Cheese was one of them. To the astonishment of Board Chairman James L. Kraft of Kraft-Phenix Cheese Corp., the Commission decided that his price lists were discriminatory. Hurt, the cheese man declared: “The prices and discounts now offered were established in a bona fide attempt to comply with the law and in our opinion do comply if any commercially practicable price policy can do so.”
The Commission went out of its way to explain with regard to the Kraft charge that “no allegation is made . . . of bad faith or any subterfuge or secrecy on the part of the respondent in connection with its price policy.” Open to all Kraft customers is a series of discounts from list prices varying with quantity purchased and method of delivery. On Kraft’s loaf cheese a grocer gets 1¢ per lb. off if he buys in lots of from 30 lb. to 149 lb., another 1¢ for lots of from 150 lb. to 749 lb., and on up. On packaged cheese and salad products Kraft allows a 5% discount on orders amounting to $5 or more and requiring only one delivery. To group buyers or chainstores contracting for at least $100 worth of Kraft products per week, delivered at separate stores but requiring only one bill, Kraft also allows a 5% discount. In no case, to either chains or independents, is the discount more than
Nevertheless, that means that a little delicatessen keeper might pay more for his cheese than a chain. And by the Commission’s reading of the law such a state of affairs has led or will lead to a substantial lessening of competition in the U. S. cheese market. If the Commission has its facts straight, it is up to Kraft to prove that its discounts are justified by savings on the larger orders, or that cheese competition has not been affected by its discounts. On virtually the same grounds the Commission also issued a complaint against Shefford Cheese Co. of Syracuse, N. Y.

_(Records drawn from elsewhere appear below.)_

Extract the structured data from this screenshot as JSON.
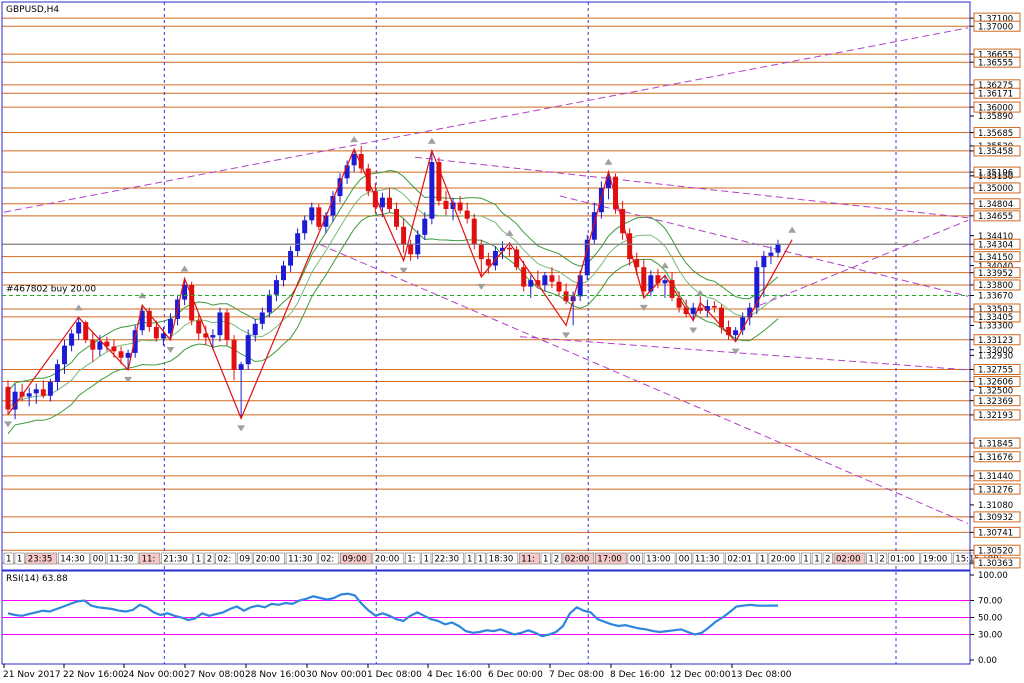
{
  "window": {
    "title": "GBPUSD,H4"
  },
  "order_label": "#467802 buy 20.00",
  "rsi_label": "RSI(14) 63.88",
  "colors": {
    "background": "#ffffff",
    "frame": "#2b2bd0",
    "bull": "#1c1cd6",
    "bear": "#e01010",
    "level_line": "#d2691e",
    "zigzag": "#e01010",
    "trendline": "#b040c8",
    "envelope": "#3a9a3a",
    "order_line": "#22aa22",
    "rsi_line": "#2e86de",
    "rsi_level": "#ff00ff",
    "current_price_line": "#708090"
  },
  "chart_data": {
    "type": "candlestick",
    "symbol": "GBPUSD",
    "timeframe": "H4",
    "ylim": [
      1.303,
      1.3725
    ],
    "price_axis_ticks": [
      "1.37100",
      "1.37000",
      "1.36655",
      "1.36555",
      "1.36275",
      "1.36171",
      "1.36000",
      "1.35890",
      "1.35685",
      "1.35520",
      "1.35458",
      "1.35196",
      "1.35150",
      "1.35000",
      "1.34804",
      "1.34655",
      "1.34410",
      "1.34304",
      "1.34150",
      "1.34040",
      "1.33952",
      "1.33800",
      "1.33670",
      "1.33503",
      "1.33405",
      "1.33300",
      "1.33123",
      "1.33000",
      "1.32930",
      "1.32755",
      "1.32606",
      "1.32500",
      "1.32369",
      "1.32193",
      "1.31845",
      "1.31676",
      "1.31440",
      "1.31276",
      "1.31080",
      "1.30932",
      "1.30741",
      "1.30520",
      "1.30363"
    ],
    "horizontal_levels": [
      1.371,
      1.37,
      1.36655,
      1.36555,
      1.36275,
      1.36171,
      1.36,
      1.35685,
      1.35458,
      1.35196,
      1.35,
      1.34804,
      1.34655,
      1.34304,
      1.3415,
      1.33952,
      1.338,
      1.33503,
      1.33405,
      1.33123,
      1.32755,
      1.32606,
      1.32369,
      1.32193,
      1.31845,
      1.31676,
      1.3144,
      1.31276,
      1.30932,
      1.30741,
      1.3052,
      1.30363
    ],
    "current_price": 1.34304,
    "order_price": 1.3367,
    "x_labels": [
      "21 Nov 2017",
      "22 Nov 16:00",
      "24 Nov 00:00",
      "27 Nov 08:00",
      "28 Nov 16:00",
      "30 Nov 00:00",
      "1 Dec 08:00",
      "4 Dec 16:00",
      "6 Dec 00:00",
      "7 Dec 08:00",
      "8 Dec 16:00",
      "12 Dec 00:00",
      "13 Dec 08:00"
    ],
    "time_tags": [
      "1",
      "1",
      "23:35",
      "14:30",
      "00",
      "11:30",
      "11:",
      "21:30",
      "1",
      "2",
      "02:",
      "09",
      "20:00",
      "11:30",
      "02:",
      "09:00",
      "20:00",
      "1:",
      "1",
      "22:30",
      "1",
      "1",
      "18:30",
      "11:",
      "1",
      "2",
      "02:00",
      "17:00",
      "00",
      "13:00",
      "00",
      "11:30",
      "02:01",
      "1",
      "20:00",
      "1",
      "1",
      "2",
      "02:00",
      "1",
      "2",
      "01:00",
      "19:00",
      "15:15",
      "00"
    ],
    "candles_ohlc": [
      [
        1.3254,
        1.3262,
        1.322,
        1.3226
      ],
      [
        1.3226,
        1.3258,
        1.3214,
        1.3248
      ],
      [
        1.3248,
        1.3258,
        1.3236,
        1.3242
      ],
      [
        1.3242,
        1.3253,
        1.323,
        1.3246
      ],
      [
        1.3246,
        1.3258,
        1.3233,
        1.3251
      ],
      [
        1.3251,
        1.3262,
        1.324,
        1.3243
      ],
      [
        1.3243,
        1.3264,
        1.3236,
        1.326
      ],
      [
        1.326,
        1.3288,
        1.325,
        1.3282
      ],
      [
        1.3282,
        1.3312,
        1.327,
        1.3305
      ],
      [
        1.3305,
        1.3325,
        1.3298,
        1.332
      ],
      [
        1.332,
        1.334,
        1.3312,
        1.3334
      ],
      [
        1.3334,
        1.3336,
        1.3308,
        1.3312
      ],
      [
        1.3312,
        1.3322,
        1.3285,
        1.33
      ],
      [
        1.33,
        1.3318,
        1.3292,
        1.331
      ],
      [
        1.331,
        1.3316,
        1.3298,
        1.3304
      ],
      [
        1.3304,
        1.3312,
        1.329,
        1.3298
      ],
      [
        1.3298,
        1.3304,
        1.3282,
        1.329
      ],
      [
        1.329,
        1.33,
        1.3275,
        1.3296
      ],
      [
        1.3296,
        1.333,
        1.329,
        1.3324
      ],
      [
        1.3324,
        1.3355,
        1.3318,
        1.3348
      ],
      [
        1.3348,
        1.3352,
        1.3322,
        1.3328
      ],
      [
        1.3328,
        1.3336,
        1.331,
        1.3314
      ],
      [
        1.3314,
        1.3328,
        1.3305,
        1.332
      ],
      [
        1.332,
        1.3345,
        1.3312,
        1.3338
      ],
      [
        1.3338,
        1.3368,
        1.333,
        1.3362
      ],
      [
        1.3362,
        1.3388,
        1.3355,
        1.338
      ],
      [
        1.338,
        1.3384,
        1.333,
        1.3336
      ],
      [
        1.3336,
        1.3344,
        1.3312,
        1.332
      ],
      [
        1.332,
        1.333,
        1.3306,
        1.3315
      ],
      [
        1.3315,
        1.3325,
        1.33,
        1.3318
      ],
      [
        1.3318,
        1.3352,
        1.331,
        1.3346
      ],
      [
        1.3346,
        1.335,
        1.3305,
        1.3312
      ],
      [
        1.3312,
        1.3318,
        1.3262,
        1.3275
      ],
      [
        1.3275,
        1.3285,
        1.3215,
        1.3282
      ],
      [
        1.3282,
        1.3325,
        1.3275,
        1.3318
      ],
      [
        1.3318,
        1.3338,
        1.331,
        1.3332
      ],
      [
        1.3332,
        1.3352,
        1.3325,
        1.3346
      ],
      [
        1.3346,
        1.3374,
        1.334,
        1.3368
      ],
      [
        1.3368,
        1.3392,
        1.336,
        1.3386
      ],
      [
        1.3386,
        1.341,
        1.3378,
        1.3404
      ],
      [
        1.3404,
        1.3428,
        1.3396,
        1.3422
      ],
      [
        1.3422,
        1.345,
        1.3415,
        1.3444
      ],
      [
        1.3444,
        1.3466,
        1.3436,
        1.346
      ],
      [
        1.346,
        1.3482,
        1.3455,
        1.3476
      ],
      [
        1.3476,
        1.348,
        1.3448,
        1.3452
      ],
      [
        1.3452,
        1.347,
        1.3444,
        1.3466
      ],
      [
        1.3466,
        1.3496,
        1.3458,
        1.349
      ],
      [
        1.349,
        1.3518,
        1.3482,
        1.3512
      ],
      [
        1.3512,
        1.3534,
        1.3505,
        1.3528
      ],
      [
        1.3528,
        1.3548,
        1.352,
        1.3542
      ],
      [
        1.3542,
        1.3552,
        1.3518,
        1.3524
      ],
      [
        1.3524,
        1.353,
        1.349,
        1.3496
      ],
      [
        1.3496,
        1.3506,
        1.3468,
        1.3476
      ],
      [
        1.3476,
        1.3494,
        1.3464,
        1.3488
      ],
      [
        1.3488,
        1.35,
        1.347,
        1.3474
      ],
      [
        1.3474,
        1.3482,
        1.3448,
        1.3452
      ],
      [
        1.3452,
        1.3462,
        1.342,
        1.343
      ],
      [
        1.343,
        1.3436,
        1.341,
        1.3418
      ],
      [
        1.3418,
        1.3448,
        1.3412,
        1.3442
      ],
      [
        1.3442,
        1.347,
        1.3436,
        1.3462
      ],
      [
        1.3462,
        1.3546,
        1.3455,
        1.3532
      ],
      [
        1.3532,
        1.3538,
        1.3478,
        1.3484
      ],
      [
        1.3484,
        1.3496,
        1.3466,
        1.3474
      ],
      [
        1.3474,
        1.3488,
        1.346,
        1.3482
      ],
      [
        1.3482,
        1.349,
        1.3468,
        1.3472
      ],
      [
        1.3472,
        1.3482,
        1.3456,
        1.3462
      ],
      [
        1.3462,
        1.3468,
        1.3424,
        1.343
      ],
      [
        1.343,
        1.3436,
        1.339,
        1.3412
      ],
      [
        1.3412,
        1.342,
        1.3394,
        1.3404
      ],
      [
        1.3404,
        1.3428,
        1.3398,
        1.3422
      ],
      [
        1.3422,
        1.3434,
        1.3412,
        1.3426
      ],
      [
        1.3426,
        1.3432,
        1.3415,
        1.3424
      ],
      [
        1.3424,
        1.3428,
        1.3398,
        1.3402
      ],
      [
        1.3402,
        1.341,
        1.3372,
        1.3378
      ],
      [
        1.3378,
        1.3392,
        1.3364,
        1.3386
      ],
      [
        1.3386,
        1.3398,
        1.3376,
        1.338
      ],
      [
        1.338,
        1.3396,
        1.3372,
        1.3392
      ],
      [
        1.3392,
        1.3402,
        1.3376,
        1.3384
      ],
      [
        1.3384,
        1.3392,
        1.3366,
        1.3372
      ],
      [
        1.3372,
        1.3382,
        1.3356,
        1.336
      ],
      [
        1.336,
        1.3372,
        1.333,
        1.3366
      ],
      [
        1.3366,
        1.3398,
        1.336,
        1.3392
      ],
      [
        1.3392,
        1.3442,
        1.3386,
        1.3436
      ],
      [
        1.3436,
        1.3482,
        1.343,
        1.347
      ],
      [
        1.347,
        1.3508,
        1.3462,
        1.35
      ],
      [
        1.35,
        1.352,
        1.3486,
        1.3514
      ],
      [
        1.3514,
        1.3518,
        1.3468,
        1.3474
      ],
      [
        1.3474,
        1.3484,
        1.3436,
        1.3444
      ],
      [
        1.3444,
        1.345,
        1.3404,
        1.3412
      ],
      [
        1.3412,
        1.342,
        1.3392,
        1.3402
      ],
      [
        1.3402,
        1.3412,
        1.3364,
        1.3372
      ],
      [
        1.3372,
        1.3398,
        1.3366,
        1.3392
      ],
      [
        1.3392,
        1.34,
        1.3376,
        1.3382
      ],
      [
        1.3382,
        1.3392,
        1.3364,
        1.3386
      ],
      [
        1.3386,
        1.3396,
        1.336,
        1.3364
      ],
      [
        1.3364,
        1.3372,
        1.3346,
        1.3352
      ],
      [
        1.3352,
        1.3362,
        1.334,
        1.3344
      ],
      [
        1.3344,
        1.3358,
        1.3336,
        1.3352
      ],
      [
        1.3352,
        1.3366,
        1.3344,
        1.3348
      ],
      [
        1.3348,
        1.3362,
        1.334,
        1.3354
      ],
      [
        1.3354,
        1.336,
        1.3346,
        1.3352
      ],
      [
        1.3352,
        1.3356,
        1.332,
        1.3328
      ],
      [
        1.3328,
        1.3336,
        1.3312,
        1.3318
      ],
      [
        1.3318,
        1.3328,
        1.331,
        1.3324
      ],
      [
        1.3324,
        1.3346,
        1.3318,
        1.334
      ],
      [
        1.334,
        1.3358,
        1.333,
        1.3352
      ],
      [
        1.3352,
        1.341,
        1.3344,
        1.3402
      ],
      [
        1.3402,
        1.3422,
        1.3365,
        1.3416
      ],
      [
        1.3416,
        1.3428,
        1.3406,
        1.342
      ],
      [
        1.342,
        1.3436,
        1.3414,
        1.343
      ]
    ],
    "zigzag": [
      [
        0,
        1.322
      ],
      [
        10,
        1.334
      ],
      [
        17,
        1.3275
      ],
      [
        19,
        1.3355
      ],
      [
        23,
        1.3312
      ],
      [
        25,
        1.3388
      ],
      [
        33,
        1.3215
      ],
      [
        49,
        1.3548
      ],
      [
        56,
        1.341
      ],
      [
        60,
        1.3546
      ],
      [
        67,
        1.339
      ],
      [
        71,
        1.3432
      ],
      [
        79,
        1.333
      ],
      [
        85,
        1.352
      ],
      [
        90,
        1.3364
      ],
      [
        93,
        1.3392
      ],
      [
        97,
        1.3336
      ],
      [
        98,
        1.3358
      ],
      [
        103,
        1.331
      ],
      [
        111,
        1.3436
      ]
    ],
    "rsi": {
      "period": 14,
      "value": 63.88,
      "ylim": [
        0,
        100
      ],
      "ticks": [
        "100.00",
        "70.00",
        "50.00",
        "30.00",
        "0.00"
      ],
      "levels": [
        70,
        50,
        30
      ],
      "values": [
        55,
        53,
        52,
        54,
        56,
        58,
        57,
        60,
        63,
        66,
        69,
        70,
        64,
        62,
        61,
        60,
        58,
        57,
        59,
        65,
        62,
        56,
        53,
        55,
        52,
        50,
        47,
        49,
        55,
        52,
        54,
        56,
        60,
        63,
        58,
        62,
        64,
        62,
        66,
        65,
        67,
        66,
        70,
        72,
        75,
        73,
        71,
        73,
        77,
        78,
        76,
        66,
        58,
        52,
        55,
        52,
        48,
        46,
        52,
        56,
        52,
        48,
        46,
        42,
        44,
        40,
        34,
        32,
        33,
        35,
        34,
        36,
        33,
        30,
        32,
        35,
        32,
        28,
        30,
        33,
        40,
        55,
        62,
        58,
        56,
        48,
        45,
        42,
        40,
        41,
        39,
        37,
        36,
        34,
        33,
        34,
        35,
        36,
        33,
        30,
        32,
        38,
        45,
        50,
        56,
        63,
        64,
        65,
        64,
        63.88,
        64,
        64
      ]
    }
  }
}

Rugs were the other concern of the Federal Trade Commission last week. It complained that Bird & Son, Inc. and a subsidiary were selling floor coverings to Montgomery Ward & Co. at lower prices than to independent retailers. As a beneficiary of the alleged discrimination Ward was also cited.
According to the Commission the best price that a retailer could get from Bird on a certain type of rug was $4.24 in lots of 100 rolls or more. Ward got them for $3.64 in carload lots. Even when delivered in small lots to Ward’s retail stores the price was only $3.82. Independent wholesalers, however, got practically as good terms as the big mail order house.
Ward’s President Sewell Lee Avery had no comment to make on his end of the rug case but President Benjamin H. Roberts of Bird & Son declared: “The transaction involved in this case was made prior to the passage of the Robinson-Patman act. . . . Bird . . . has exercised great vigilance in endeavoring to observe this law and avoid any controversy. The issue in the case is of such a character as to probably clarify some doubtful provisions of this law.”
The issue presented in the Ward-Bird complaint did indeed raise some knotty problems for U. S. merchants and manufacturers. In some cases big buyers may be driven even further into their own manufacturing operations. In others the manufacturers may have to choose the type of customer they intend to sell to, for the law seems to preclude the wide price differential necessary to retain both a wholesale and a retail trade.
* One of the most confusing features of the Robinson-Patman Act is a separate criminal section which is inconsistent with the rest of the law and administered by the Department of Justice.